- Qarzi Location within Iran
- Coordinates: 36°43′39″N 57°58′44″E﻿ / ﻿36.72750°N 57.97889°E
- Country: Iran
- Province: North Khorasan
- County: Bam and Safiabad
- District: Central
- Rural District: Dahaneh-ye Shirin

Population (2016)
- • Total: 203
- Time zone: UTC+3:30 (IRST)

= Qarzi, North Khorasan =

Village in North Khorasan province, Iran

Qarzi (قارضي) (Note: Also romanized as Qārẕī and Qārzī) is a village in Dahaneh-ye Shirin Rural District of the Central District (Note: Formerly Bam and Safiabad District of Esfarayen County) in Bam and Safiabad County, North Khorasan province, Iran.

==Demographics==
===Population===
At the time of the 2006 National Census, the village's population was 196 in 47 households, when it was in Safiabad Rural District of Bam and Safiabad District (Note: Renamed the Central District of Bam and Safiabad County) in Esfarayen County.
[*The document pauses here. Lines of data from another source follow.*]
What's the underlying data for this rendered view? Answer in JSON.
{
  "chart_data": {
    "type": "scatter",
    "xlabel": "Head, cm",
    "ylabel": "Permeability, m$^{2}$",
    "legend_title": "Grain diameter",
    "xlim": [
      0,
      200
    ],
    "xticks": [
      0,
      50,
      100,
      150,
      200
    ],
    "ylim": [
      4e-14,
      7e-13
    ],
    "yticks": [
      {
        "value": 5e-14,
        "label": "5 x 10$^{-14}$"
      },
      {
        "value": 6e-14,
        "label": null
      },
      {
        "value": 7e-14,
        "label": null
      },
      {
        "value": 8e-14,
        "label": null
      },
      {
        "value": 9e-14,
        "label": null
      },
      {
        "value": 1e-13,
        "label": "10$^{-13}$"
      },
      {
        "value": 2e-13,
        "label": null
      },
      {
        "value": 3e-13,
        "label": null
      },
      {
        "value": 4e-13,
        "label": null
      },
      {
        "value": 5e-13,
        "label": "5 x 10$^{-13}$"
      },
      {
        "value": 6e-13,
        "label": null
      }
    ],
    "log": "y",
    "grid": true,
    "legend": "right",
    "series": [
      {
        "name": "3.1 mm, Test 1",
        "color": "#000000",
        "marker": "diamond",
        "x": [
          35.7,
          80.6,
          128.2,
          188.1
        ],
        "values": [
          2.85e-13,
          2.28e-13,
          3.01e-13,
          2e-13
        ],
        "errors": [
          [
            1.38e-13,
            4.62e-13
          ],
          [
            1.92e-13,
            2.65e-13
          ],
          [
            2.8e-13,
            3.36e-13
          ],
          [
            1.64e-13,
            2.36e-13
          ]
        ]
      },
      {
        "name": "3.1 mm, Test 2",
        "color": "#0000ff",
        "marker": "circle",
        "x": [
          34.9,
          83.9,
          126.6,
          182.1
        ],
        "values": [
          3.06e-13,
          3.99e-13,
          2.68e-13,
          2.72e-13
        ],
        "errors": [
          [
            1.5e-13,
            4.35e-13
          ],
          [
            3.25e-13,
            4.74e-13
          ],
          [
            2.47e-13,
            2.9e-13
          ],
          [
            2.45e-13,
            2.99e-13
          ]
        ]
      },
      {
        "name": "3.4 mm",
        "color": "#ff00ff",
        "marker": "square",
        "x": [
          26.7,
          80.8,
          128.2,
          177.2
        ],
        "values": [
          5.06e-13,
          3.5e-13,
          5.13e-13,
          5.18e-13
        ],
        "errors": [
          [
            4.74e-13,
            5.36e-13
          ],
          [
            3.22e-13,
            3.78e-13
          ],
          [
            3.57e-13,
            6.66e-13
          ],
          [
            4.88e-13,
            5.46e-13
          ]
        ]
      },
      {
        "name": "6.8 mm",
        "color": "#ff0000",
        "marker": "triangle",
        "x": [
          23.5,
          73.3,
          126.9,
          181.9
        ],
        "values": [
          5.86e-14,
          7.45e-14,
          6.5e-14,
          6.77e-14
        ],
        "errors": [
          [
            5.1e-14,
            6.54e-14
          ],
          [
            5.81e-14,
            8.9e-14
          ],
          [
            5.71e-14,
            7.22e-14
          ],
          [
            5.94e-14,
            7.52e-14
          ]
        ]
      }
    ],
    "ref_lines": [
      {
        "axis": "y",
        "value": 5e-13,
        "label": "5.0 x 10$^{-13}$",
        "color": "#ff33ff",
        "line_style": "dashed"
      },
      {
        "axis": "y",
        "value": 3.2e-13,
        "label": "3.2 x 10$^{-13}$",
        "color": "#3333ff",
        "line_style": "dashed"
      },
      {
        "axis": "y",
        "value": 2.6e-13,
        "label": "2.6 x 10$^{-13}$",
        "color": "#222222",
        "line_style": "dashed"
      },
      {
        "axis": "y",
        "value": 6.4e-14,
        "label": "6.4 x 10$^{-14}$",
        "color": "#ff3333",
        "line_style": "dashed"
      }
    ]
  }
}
The following census in 2011 counted 189 people in 56 households. The 2016 census measured the population of the village as 203 people in 60 households.

In 2023, the district was separated from the county in the establishment of Bam and Safiabad County and renamed the Central District. Qarzi was transferred to Dahaneh-ye Shirin Rural District created in the same district.